India’s coal belt is dotted with fuel-intensive industries such as steel and brick making. Indian railways, the country’s largest employers, derive half of their income from transporting coal, which allows them to subsidize passenger travel.

“Coal is an ecosystem,” Pai said.

For people like Naresh Chauhan, 50, and his wife Rina Devi, 45, India’s economic downturn resulting from the pandemic intensified their dependence on coal.

The two have lived in a village on the edge of the Jharia coal basin in Dhanbad all their lives. Accidental fires, some of which have been burning for decades, have charred the ground and left it spongy. Hissing smoke from cracks in the surface near their hut. Death sinks are common.

The couple earn $ 3 a day by selling four baskets of salvaged charcoal to traders.

Families who have lived in the midst of coal mines for generations rarely own land they can farm and have nowhere to go. Naresh hopes his son will learn to drive so he can at least escape. But even that may not be enough. There is less work for the city’s existing taxi drivers. Weddings, which in the past reserved cars to transport guests, have declined. Fewer travelers are coming to town than before.

“There is only coal, stone and fire. Nothing else here.

This could mean even tougher times for the people of Dhanbad as the world eventually turns away from coal. Pai says this is already happening as renewables become cheaper and coal becomes less profitable.

India and other countries with coal-dependent regions need to diversify their economies and retrain workers, he said, both to protect workers’ livelihoods and to help accelerate the transition out of the country. coal by offering new opportunities.

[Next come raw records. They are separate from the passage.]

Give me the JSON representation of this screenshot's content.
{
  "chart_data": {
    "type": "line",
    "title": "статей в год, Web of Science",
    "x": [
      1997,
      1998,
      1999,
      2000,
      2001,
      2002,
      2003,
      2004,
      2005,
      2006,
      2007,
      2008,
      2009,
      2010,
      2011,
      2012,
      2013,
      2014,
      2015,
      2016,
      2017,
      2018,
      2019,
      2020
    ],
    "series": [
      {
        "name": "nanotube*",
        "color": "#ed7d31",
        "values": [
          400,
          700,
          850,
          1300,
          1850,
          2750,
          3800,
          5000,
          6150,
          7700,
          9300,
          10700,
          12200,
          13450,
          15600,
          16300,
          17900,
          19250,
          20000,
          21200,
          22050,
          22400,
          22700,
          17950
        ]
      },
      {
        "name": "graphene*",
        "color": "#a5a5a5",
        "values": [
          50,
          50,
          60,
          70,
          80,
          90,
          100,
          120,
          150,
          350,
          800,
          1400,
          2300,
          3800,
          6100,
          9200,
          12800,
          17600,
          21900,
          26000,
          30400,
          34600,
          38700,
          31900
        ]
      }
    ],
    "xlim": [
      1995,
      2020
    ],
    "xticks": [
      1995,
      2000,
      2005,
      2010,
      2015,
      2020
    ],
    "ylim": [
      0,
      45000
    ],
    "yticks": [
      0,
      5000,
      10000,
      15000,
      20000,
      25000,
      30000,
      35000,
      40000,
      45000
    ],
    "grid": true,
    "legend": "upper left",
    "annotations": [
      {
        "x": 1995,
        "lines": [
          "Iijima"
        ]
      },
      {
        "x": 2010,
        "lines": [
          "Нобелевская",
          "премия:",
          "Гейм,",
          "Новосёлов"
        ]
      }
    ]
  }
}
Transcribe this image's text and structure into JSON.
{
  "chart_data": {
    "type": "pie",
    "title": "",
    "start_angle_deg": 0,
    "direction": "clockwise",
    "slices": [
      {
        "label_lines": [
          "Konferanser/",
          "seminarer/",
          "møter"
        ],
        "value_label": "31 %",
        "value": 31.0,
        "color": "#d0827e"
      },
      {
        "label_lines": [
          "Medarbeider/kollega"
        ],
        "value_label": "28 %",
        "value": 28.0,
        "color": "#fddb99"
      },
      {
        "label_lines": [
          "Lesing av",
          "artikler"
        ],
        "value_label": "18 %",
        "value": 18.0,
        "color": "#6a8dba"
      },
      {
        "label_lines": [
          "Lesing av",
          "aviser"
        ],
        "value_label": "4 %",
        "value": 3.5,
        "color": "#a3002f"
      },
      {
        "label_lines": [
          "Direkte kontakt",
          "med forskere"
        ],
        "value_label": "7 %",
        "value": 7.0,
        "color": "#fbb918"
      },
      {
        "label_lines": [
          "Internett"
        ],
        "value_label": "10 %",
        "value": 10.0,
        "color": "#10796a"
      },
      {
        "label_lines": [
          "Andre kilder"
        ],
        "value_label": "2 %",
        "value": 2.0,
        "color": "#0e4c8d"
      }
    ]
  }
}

Otherwise, others will end up like Murti Devi. The 32-year-old single mother, mother of four, lost the job she had had all her life when the mine she worked for closed four years ago. Nothing came of the resettlement plans promised by the coal company, so she, like so many others, turned to coal salvage. On a good day, she will earn a dollar. On other days, she relies on the neighbors for help.

“If there is coal, then we live. If there is no coal, then we are not living, ”she said.


PA journalists Shonal Ganguly and Altaf Qadri contributed to this report.


The Associated Press’s Department of Health and Science receives support from the Howard Hughes Medical Institute’s Department of Science Education. The AP is solely responsible for all content.